WTI had a rally of %3.90 on a daily basis and was testing the 57.13$ (63.33$-51.03$ %50.00) level at the time of the writing. As long as the WTI stays over 57.13$ level, 58.63$ (63.33$-51.03$ %61.80), 59.64$ (76.88$-42.40$ %50.00) and 60.00$ levels can be followed as targets up. As long as the prices stay below this level, 55.73$ (63.33$-51.03$ %38.20), 53.93$ (63.33$-51.03$ %23.60) and 51.03$ (October dip) levels can be targeted.

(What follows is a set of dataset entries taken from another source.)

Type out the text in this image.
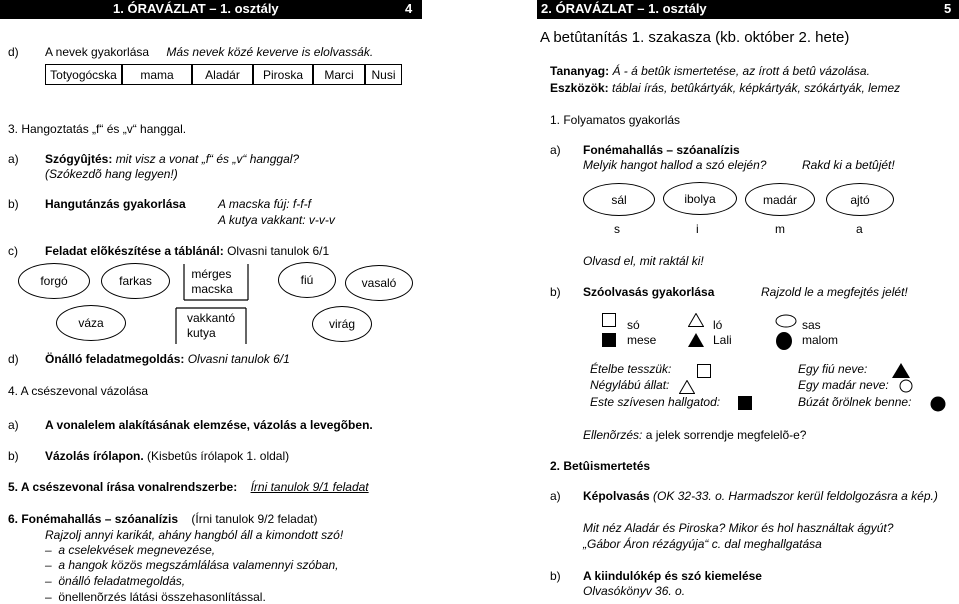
1. ÓRAVÁZLAT – 1. osztály	4
d) A nevek gyakorlása Más nevek közé keverve is elolvassák.
Totyogócska mama	Aladár Piroska Marci Nusi
3. Hangoztatás „f“ és „v“ hanggal.
a) Szógyûjtés: mit visz a vonat „f“ és „v“ hanggal?
(Szókezdõ hang legyen!)
b) Hangutánzás gyakorlása	A macska fúj: f-f-f
A kutya vakkant: v-v-v
c) Feladat elõkészítése a táblánál: Olvasni tanulok 6/1
forgó	farkas	mérges
macska
fiú	vasaló
váza	vakkantó
kutya
virág
d) Önálló feladatmegoldás: Olvasni tanulok 6/1
4. A csészevonal vázolása
a) A vonalelem alakításának elemzése, vázolás a levegõben.
b) Vázolás írólapon. (Kisbetûs írólapok 1. oldal)
5. A csészevonal írása vonalrendszerbe: Írni tanulok 9/1 feladat
6. Fonémahallás – szóanalízis (Írni tanulok 9/2 feladat)
Rajzolj annyi karikát, ahány hangból áll a kimondott szó!
–  a cselekvések megnevezése,
–  a hangok közös megszámlálása valamennyi szóban,
–  önálló feladatmegoldás,
–  önellenõrzés látási összehasonlítással.
2. ÓRAVÁZLAT – 1. osztály	5
A betûtanítás 1. szakasza (kb. október 2. hete)
Tananyag: Á - á betûk ismertetése, az írott á betû vázolása.
Eszközök: táblai írás, betûkártyák, képkártyák, szókártyák, lemez
1. Folyamatos gyakorlás
a) Fonémahallás – szóanalízis
Melyik hangot hallod a szó elején?	Rakd ki a betûjét!
sál	ibolya	madár	ajtó
s	i	m	a
Olvasd el, mit raktál ki!
b) Szóolvasás gyakorlása	Rajzold le a megfejtés jelét!
só	ló	sas
mese	Lali	malom
Ételbe tesszük:
Négylábú állat:
Este szívesen hallgatod:
Egy fiú neve:
Egy madár neve:
Búzát õrölnek benne:
Ellenõrzés: a jelek sorrendje megfelelõ-e?
2. Betûismertetés
a) Képolvasás (OK 32-33. o. Harmadszor kerül feldolgozásra a kép.)
Mit néz Aladár és Piroska? Mikor és hol használtak ágyút?
„Gábor Áron rézágyúja“ c. dal meghallgatása
b) A kiindulókép és szó kiemelése
Olvasókönyv 36. o.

Support Levels: 55.73$ 53.93$ 50.00$
Resistance Levels: 57.13$ 58.63$ 59.64$
Dow Jones had a negative day in the shadow of more trade deal updates added with comments about the dispute in Hong Kong on Wednesday. The US Senate's approval of the Hong Kong human rights bill caused concerns over the possibility of heightened geopolitical tensions as it might make it difficult for the US and China reaching a trade deal. On the other hand, CNBC Beijing Bureau Chief Eunice Yoon earlier in the day said that China was not looking to link these two events. However, the markets don't seem to be convinced and major indexes lost ground with the risk-off trading. This week’s only important event, the FOMC minutes did not trigger an action as the statement was not that different than Powell’s speech after the rate decision.
Dow Jones was trying to hold over its previous all-time high which was tested a couple of times before the new record levels at 27.770 at the time of the writing. Over this level, 28.400 can be followed as new record highs while below 27.770 level the supports can be seen at 27.000, 26.757 (24.680-27.400 %23.60), 26.360 (24.680-27.398 %38.20) and 26.000 (24.680-27.398 %50.00).